Female genital tract melanoma: Analysis from a regional cancer institute

Turk J Obstet Gynecol. 2020 Mar;17(1):46-51. doi: 10.4274/tjod.galenos.2020.44789. Epub 2020 Apr 6.

Abstract

Objective: Malignant melanoma of the genital tract comprises 3% of all melanomas afflicting females. They are characterized by poor prognosis with 5-year survival of 0-25% and high incidence for distant metastasis. This study was performed to assess various clinical features, treatment options, and thre management of genital melanomas.

Materials and methods: This was a retrospective analysis where records of patients with genital melanomas between 2005 to 2018 were reviewed to obtain demographic and clinical information, including age of diagnosis, presenting symptoms, performance status, pathology reports, treatment, follow-up, and survival.
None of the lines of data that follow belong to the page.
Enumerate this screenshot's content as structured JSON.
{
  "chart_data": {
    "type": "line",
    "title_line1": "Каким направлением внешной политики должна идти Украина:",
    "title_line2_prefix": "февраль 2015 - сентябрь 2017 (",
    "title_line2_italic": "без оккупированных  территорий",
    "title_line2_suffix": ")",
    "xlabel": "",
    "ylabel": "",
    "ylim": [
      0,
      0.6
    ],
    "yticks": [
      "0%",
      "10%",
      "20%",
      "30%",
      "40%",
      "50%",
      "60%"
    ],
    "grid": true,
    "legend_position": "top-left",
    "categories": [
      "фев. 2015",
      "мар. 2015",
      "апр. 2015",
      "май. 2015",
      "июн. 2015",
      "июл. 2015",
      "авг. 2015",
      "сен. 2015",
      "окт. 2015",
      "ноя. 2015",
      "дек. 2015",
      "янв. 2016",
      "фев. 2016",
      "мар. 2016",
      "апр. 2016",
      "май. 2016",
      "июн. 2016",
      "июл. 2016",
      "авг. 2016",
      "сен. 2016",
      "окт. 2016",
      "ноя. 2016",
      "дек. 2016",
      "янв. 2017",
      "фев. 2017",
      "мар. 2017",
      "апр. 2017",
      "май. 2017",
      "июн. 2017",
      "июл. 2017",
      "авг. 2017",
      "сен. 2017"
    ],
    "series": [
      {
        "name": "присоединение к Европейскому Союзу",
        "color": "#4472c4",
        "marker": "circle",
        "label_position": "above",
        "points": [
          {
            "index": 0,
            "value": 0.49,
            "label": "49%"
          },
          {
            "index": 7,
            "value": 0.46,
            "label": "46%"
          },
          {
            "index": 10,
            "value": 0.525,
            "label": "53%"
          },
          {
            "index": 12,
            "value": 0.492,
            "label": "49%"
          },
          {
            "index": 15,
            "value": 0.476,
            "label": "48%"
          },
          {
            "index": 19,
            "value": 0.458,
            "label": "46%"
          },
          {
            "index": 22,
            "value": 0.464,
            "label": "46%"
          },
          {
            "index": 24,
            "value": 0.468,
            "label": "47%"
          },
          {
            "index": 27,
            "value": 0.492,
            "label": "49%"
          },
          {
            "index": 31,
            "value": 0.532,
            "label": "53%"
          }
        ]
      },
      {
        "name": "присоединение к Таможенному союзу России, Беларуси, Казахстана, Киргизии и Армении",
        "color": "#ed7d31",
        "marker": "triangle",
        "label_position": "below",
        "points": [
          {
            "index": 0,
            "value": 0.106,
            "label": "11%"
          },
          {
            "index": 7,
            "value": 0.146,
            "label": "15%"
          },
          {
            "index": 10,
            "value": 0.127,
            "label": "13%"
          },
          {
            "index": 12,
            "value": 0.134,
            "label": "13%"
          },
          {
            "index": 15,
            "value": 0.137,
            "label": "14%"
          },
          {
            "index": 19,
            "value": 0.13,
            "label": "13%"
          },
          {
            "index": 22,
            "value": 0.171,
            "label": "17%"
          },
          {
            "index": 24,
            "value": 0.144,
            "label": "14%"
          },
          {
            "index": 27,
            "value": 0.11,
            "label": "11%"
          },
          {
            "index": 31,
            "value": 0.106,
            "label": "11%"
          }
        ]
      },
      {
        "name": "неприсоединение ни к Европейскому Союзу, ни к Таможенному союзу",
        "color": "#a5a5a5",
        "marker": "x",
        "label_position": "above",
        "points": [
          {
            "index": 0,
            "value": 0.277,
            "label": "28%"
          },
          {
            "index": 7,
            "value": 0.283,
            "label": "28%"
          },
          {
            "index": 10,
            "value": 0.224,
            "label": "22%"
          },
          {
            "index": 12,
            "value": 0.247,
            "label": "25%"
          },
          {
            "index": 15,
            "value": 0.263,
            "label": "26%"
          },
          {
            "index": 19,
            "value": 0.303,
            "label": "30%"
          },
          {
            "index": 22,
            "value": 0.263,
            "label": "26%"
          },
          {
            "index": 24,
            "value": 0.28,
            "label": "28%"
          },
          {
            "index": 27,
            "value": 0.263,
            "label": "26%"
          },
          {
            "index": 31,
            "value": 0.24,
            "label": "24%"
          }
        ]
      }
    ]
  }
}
Results: Between 2005 and 2018, 31 women were analyzed. The median age was 53.5 (range: 28.5-85) years. Vaginal bleeding was the most common presenting symptom (80.6%), followed by discharge (29%), mass in the vagina/perineum (19.3%), pain (16.1%), and difficulty in micturition (9.6%). The most common site of origin was the vagina (67.7%), followed by that vulva (19.3%) and cervix (12.9%). Tumor diameter was more than 3 cm in 74.2% (23/31). Out of 31 patients, only 16 opted for treatment. Four patients underwent surgery, 10 received primary chemotherapy, and two needed palliative radiotherapy for heavy bleeding. The median survival in the treatment group was 5 (range: 2.5-28) months, almost similar to patients not receiving any treatment (5 months, range: 2-11).

Conclusion: Genital melanoma are rare but aggressive tumors. Diagnosis is usually made with biopsy. No effective treatment strategy is yet available. However, surgery is the preferred first- line treatment, radiotherapy and chemotherapy have been used in adjuvant settings.

Keywords: Genital melanoma; chemotherapy; primary surgery.